Rclone sync from local to GoogleDrive hanging at 100%

Hello Nick,

Here it is: https://github.com/rclone/rclone/issues/4532

I think I see why you think so: it's because that message is logged immediately before the last chunk being transferred, right? In that case, I'm not so sure: the problem happened again in tonight's backup, and the only such message was very, very far from the last chunk transfer (actually, more near to the middle of the upload); please see here for complete -vv log of this second occurrence: https://termbin.com/ziez

But if you think it would help, I can try removing the --bwlimit option and see if the problem disappears (would have to wait some days at least to be reasonably sure, as the bug is intermittent).

Please let me know how you wish me to proceed.

Cheers,
-- Durval.

If it is easy to rule out then it is probably worth doing.

I won't be able to look at this in detail until next week.

1 Like

Hello Nick,

Sure thing, a single edit on a couple of scripts; just did it, will keep this topic posted.
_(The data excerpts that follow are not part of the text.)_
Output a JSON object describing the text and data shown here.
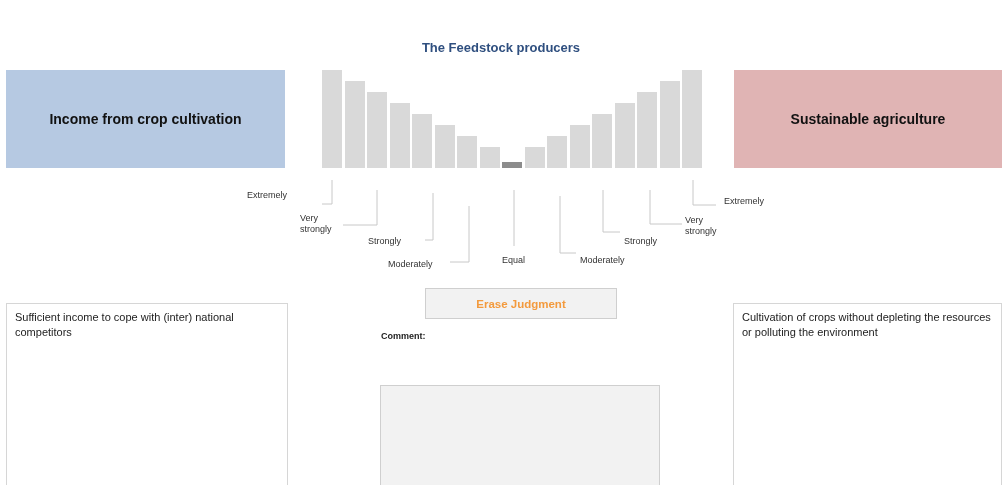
{
  "title": "The Feedstock producers",
  "left": {
    "criterion": "Income from crop cultivation",
    "description": "Sufficient income to cope with (inter) national competitors"
  },
  "right": {
    "criterion": "Sustainable agriculture",
    "description": "Cultivation of crops without depleting the resources or polluting the environment"
  },
  "scale": [
    {
      "label": "Extremely",
      "selected": false
    },
    {
      "selected": false
    },
    {
      "label": "Very strongly",
      "selected": false
    },
    {
      "selected": false
    },
    {
      "label": "Strongly",
      "selected": false
    },
    {
      "selected": false
    },
    {
      "label": "Moderately",
      "selected": false
    },
    {
      "selected": false
    },
    {
      "label": "Equal",
      "selected": true
    },
    {
      "selected": false
    },
    {
      "label": "Moderately",
      "selected": false
    },
    {
      "selected": false
    },
    {
      "label": "Strongly",
      "selected": false
    },
    {
      "selected": false
    },
    {
      "label": "Very strongly",
      "selected": false
    },
    {
      "selected": false
    },
    {
      "label": "Extremely",
      "selected": false
    }
  ],
  "erase_button": "Erase Judgment",
  "comment": {
    "label": "Comment:"
  }
}
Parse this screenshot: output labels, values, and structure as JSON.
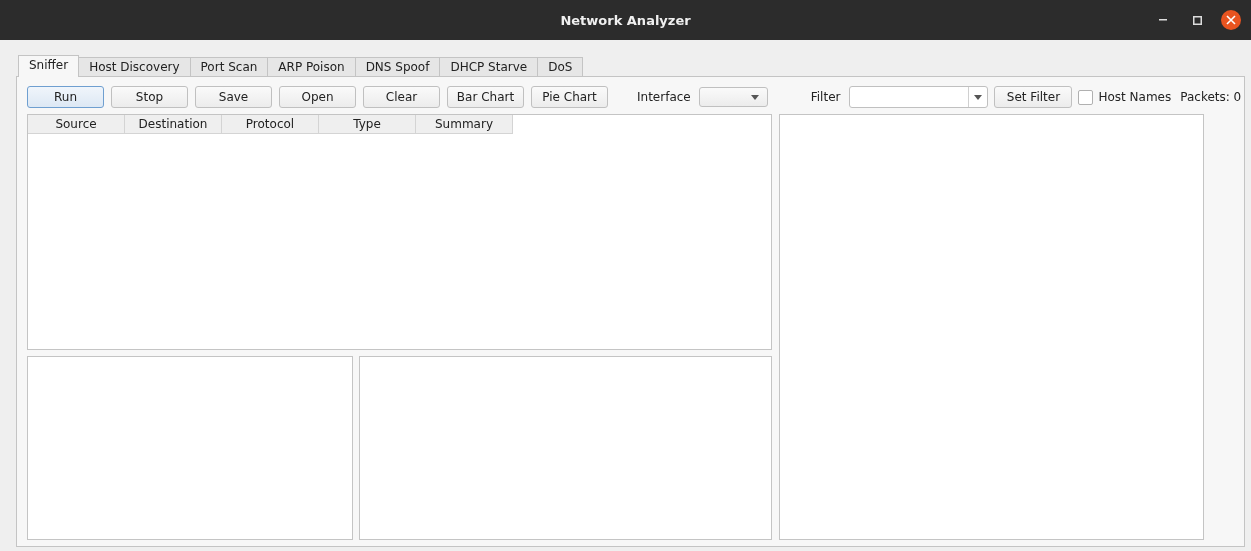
{
  "window": {
    "title": "Network Analyzer"
  },
  "tabs": [
    {
      "label": "Sniffer",
      "selected": true
    },
    {
      "label": "Host Discovery",
      "selected": false
    },
    {
      "label": "Port Scan",
      "selected": false
    },
    {
      "label": "ARP Poison",
      "selected": false
    },
    {
      "label": "DNS Spoof",
      "selected": false
    },
    {
      "label": "DHCP Starve",
      "selected": false
    },
    {
      "label": "DoS",
      "selected": false
    }
  ],
  "buttons": [
    {
      "label": "Run",
      "focused": true
    },
    {
      "label": "Stop",
      "focused": false
    },
    {
      "label": "Save",
      "focused": false
    },
    {
      "label": "Open",
      "focused": false
    },
    {
      "label": "Clear",
      "focused": false
    },
    {
      "label": "Bar Chart",
      "focused": false
    },
    {
      "label": "Pie Chart",
      "focused": false
    }
  ],
  "interface": {
    "label": "Interface"
  },
  "filter": {
    "label": "Filter",
    "button": "Set Filter"
  },
  "host_names": {
    "label": "Host Names",
    "checked": false
  },
  "packets": "Packets: 0",
  "table": {
    "columns": [
      "Source",
      "Destination",
      "Protocol",
      "Type",
      "Summary"
    ]
  }
}
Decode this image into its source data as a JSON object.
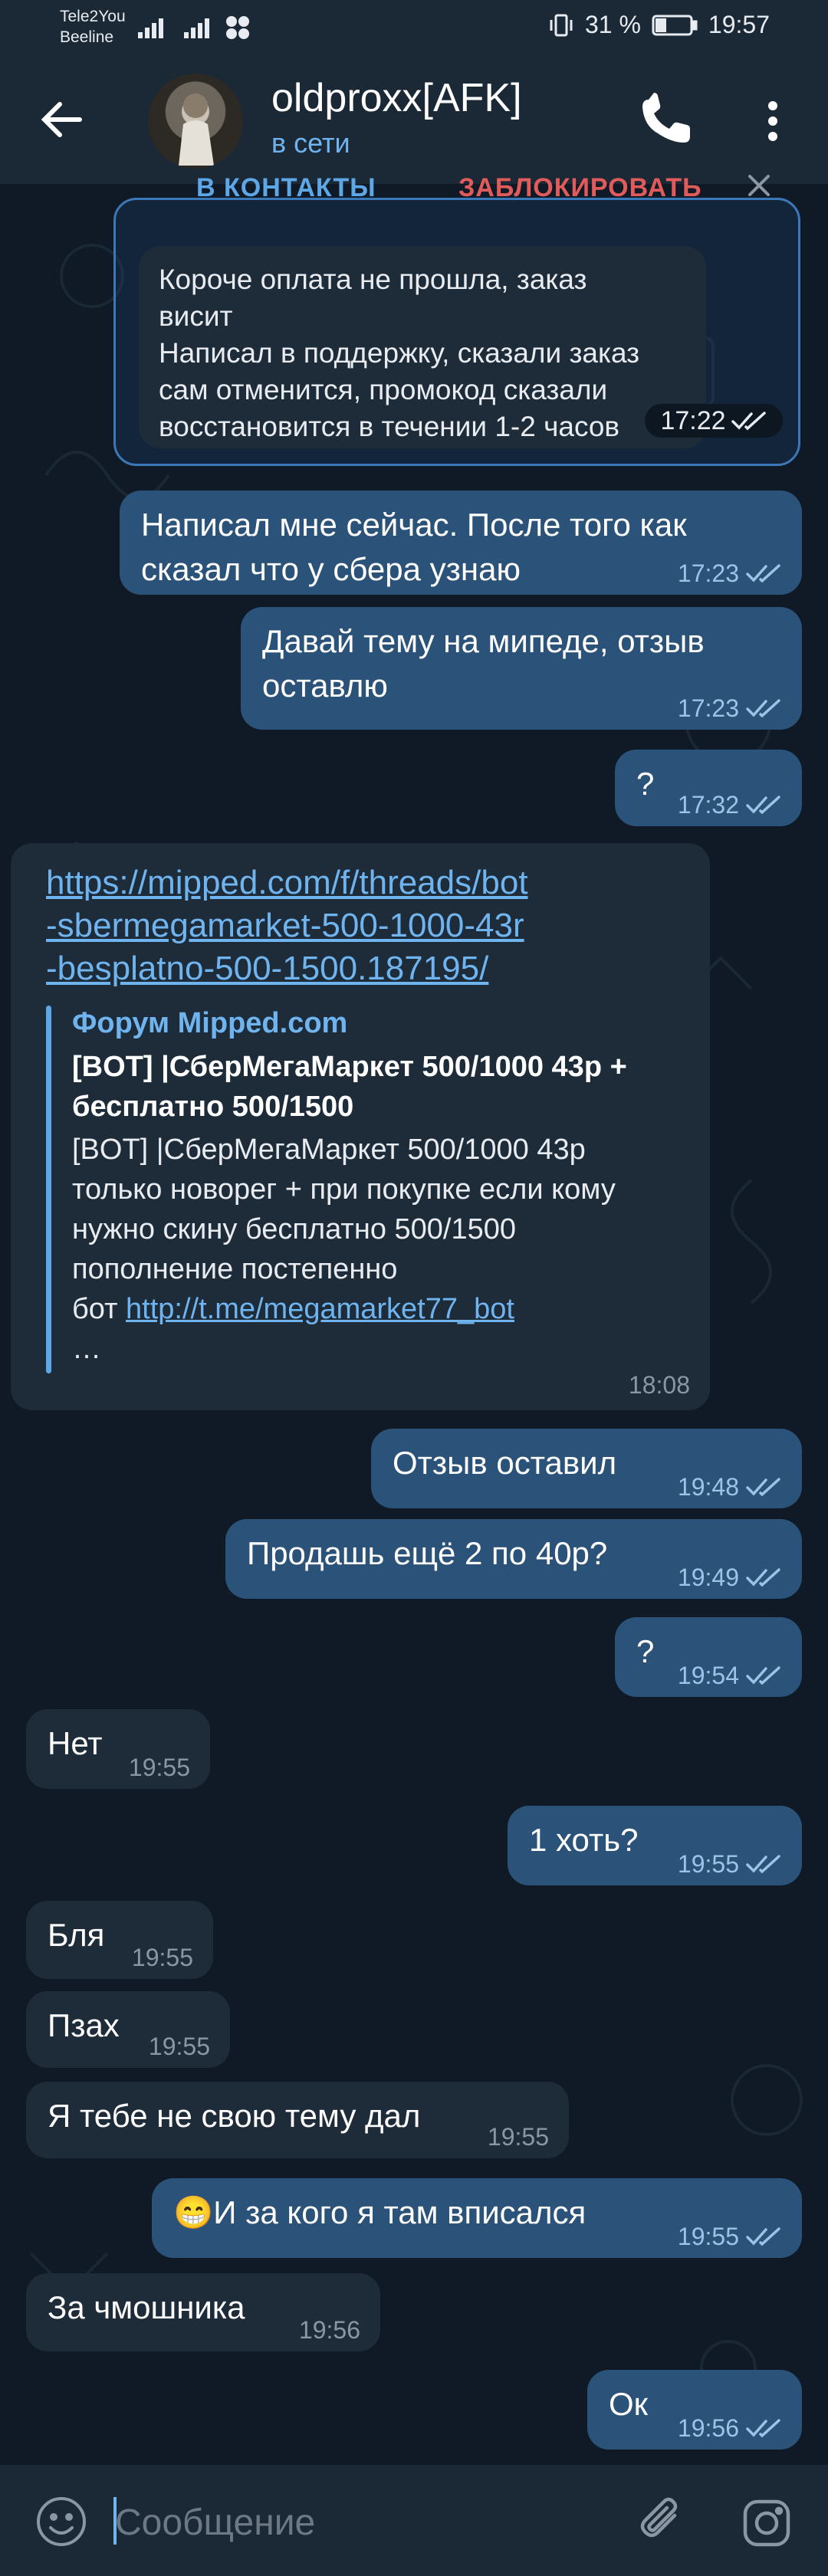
{
  "status_bar": {
    "carrier_1": "Tele2You",
    "carrier_2": "Beeline",
    "battery": "31 %",
    "time": "19:57"
  },
  "header": {
    "name": "oldproxx[AFK]",
    "status": "в сети"
  },
  "action_bar": {
    "add_contact": "В КОНТАКТЫ",
    "block": "ЗАБЛОКИРОВАТЬ"
  },
  "quoted_message": {
    "text": "Короче оплата не прошла, заказ\nвисит\nНаписал в поддержку, сказали заказ\nсам отменится, промокод сказали\nвосстановится в течении 1-2 часов",
    "time": "17:22"
  },
  "messages": [
    {
      "text": "Написал мне сейчас. После того как\nсказал что у сбера узнаю",
      "time": "17:23"
    },
    {
      "text": "Давай тему на мипеде, отзыв\nоставлю",
      "time": "17:23"
    },
    {
      "text": "?",
      "time": "17:32"
    },
    {
      "text": "Отзыв оставил",
      "time": "19:48"
    },
    {
      "text": "Продашь ещё 2 по 40р?",
      "time": "19:49"
    },
    {
      "text": "?",
      "time": "19:54"
    },
    {
      "text": "Нет",
      "time": "19:55"
    },
    {
      "text": "1 хоть?",
      "time": "19:55"
    },
    {
      "text": "Бля",
      "time": "19:55"
    },
    {
      "text": "Пзах",
      "time": "19:55"
    },
    {
      "text": "Я тебе не свою тему дал",
      "time": "19:55"
    },
    {
      "text": "😁И за кого я там вписался",
      "time": "19:55"
    },
    {
      "text": "За чмошника",
      "time": "19:56"
    },
    {
      "text": "Ок",
      "time": "19:56"
    }
  ],
  "link_message": {
    "url": "https://mipped.com/f/threads/bot\n-sbermegamarket-500-1000-43r\n-besplatno-500-1500.187195/",
    "site": "Форум Mipped.com",
    "title": "[BOT] |СберМегаМаркет 500/1000 43р +\nбесплатно 500/1500",
    "description": "[BOT] |СберМегаМаркет 500/1000 43р\nтолько новорег + при покупке если кому\nнужно скину бесплатно 500/1500\nпополнение постепенно\nбот ",
    "bot_link": "http://t.me/megamarket77_bot",
    "ellipsis": "…",
    "time": "18:08"
  },
  "input": {
    "placeholder": "Сообщение"
  },
  "colors": {
    "outgoing_bubble": "#2b5278",
    "incoming_bubble": "#1e2c3a",
    "accent": "#6fb4ee",
    "background": "#0e1621"
  }
}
No hurry, please take your time :+1:

1 Like

Hello Nick,

Last night's backup ran without any --bwlimit options, and even so the problem manifested itself; please see https://termbin.com/gm1d

(BTW, I'm impressed on how collaborative this previously intermittent bug is -- now that we have -vv on, it's always showing up for work, every single night. Perhaps we can award it a medal or something -- posthumously, of course :slight_smile: )

Seriously now, the only constant thing I can see among all occurrences is that first the file gets modified (always to a larger size) while the hanging rclone is running (as duly recorded by a "source file is being updated" message), and then the last chunk upload message falls short of it (this time, the file grew from 1728315189 to 1729363713, and the last chunk upload ended at 1728053248 + 261941 = 1728315189 -- coincidence or not, the exact same "old" size -- ie, the size the file had when rclone started running).

So, it might be a red herring -- but in this case, it's very reddy-herringly one :wink:

I guess we have enough data for debugging this already -- so I'm reverting from -vv back to -v in order to save a few GBs every night on my logs. If more data is needed, please let me know and I will provide it ASAP.

Cheers, and thanks again,
-- Durval.

He he! Perhaps we'll mount and stuff the bug in the trophy room :wink:

That is very suggestive... and should be reasonably easy to try to reproduce.

I had a go at reproducing it - I didn't succeed. But one thing I noticed that you are using v1.50.2 which behaves quite differently to the current v1.52.3 - can you give that a go?

Hi Nick,

Yeah LOL :+1:

:expressionless: Here, it keeps repeating every night. OTOH, here it runs inn a loop: when my script starts borg, it simultaneously (in a background job) runs a loop callingrclone sync to copy the modified borg data "on the go" to GDrive. It's only after dozens of runs that rclone finally hangs, so that could be why you could not reproduce it yet (you probably run it once or a few times).

Sure thing, Nick! The only reason I haven't upgraded so far is that I reviewed the changelog and saw nothing that would explicitly have fixed it (or even something similar).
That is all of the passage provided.